A dislexia não é uma doença, mas uma dificuldade de aprendizagem que pode ser superada com uma intervenção estruturada, de modo a que crianças disléxicas superem as dificuldades manifestadas ao nível da leitura e da escrita. Na sequência dessa intervenção, a dislexia pode ser ultrapassada, pelo que as crianças e jovens podem vir a ter uma aprendizagem perfeitamente normal.
A certeza é de Nuno Machado, um investigador albicastrense da área da Neuropsicologia, que acaba de apresentar e publicar um artigo científico sobre a temática, no I Congresso Internacional de Animação Sociocultural e Necessidades Educativas Especiais, que decorreu, a 16 e 17 de Abril, em Chaves.
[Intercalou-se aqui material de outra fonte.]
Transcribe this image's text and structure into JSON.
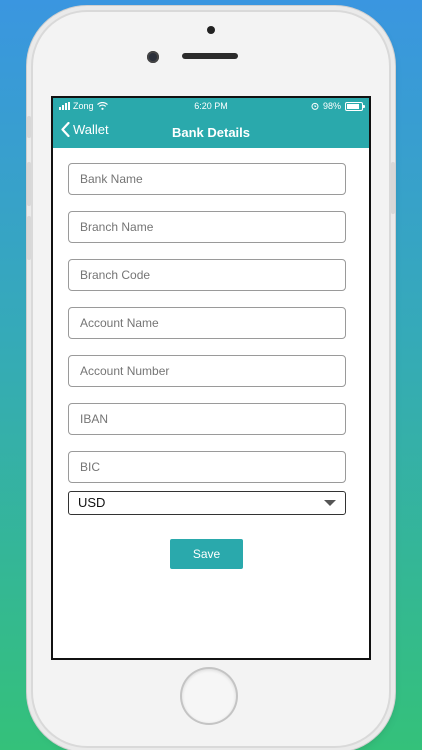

No artigo, aquele investigador, que está a terminar o Doutoramento na Universidade de Salamanca, aborda a dislexia a partir das neurociências da conduta, pois considera que “ao termos conhecimento do funcionamento do cérebro, é possível trabalhar com a criança disléxica, no sentido de melhorar o seu handicap [dificuldade], de forma a ter uma vida escolar e social melhor”.
Nuno Machado defende que os professores deveriam ter formação na área das neurociências, que considera transversal às diferentes disciplinas, pois essa seria a forma de “poderem perceber o que a criança tem efectivamente”. Essa seria uma possibilidade para iniciar uma intervenção estruturada.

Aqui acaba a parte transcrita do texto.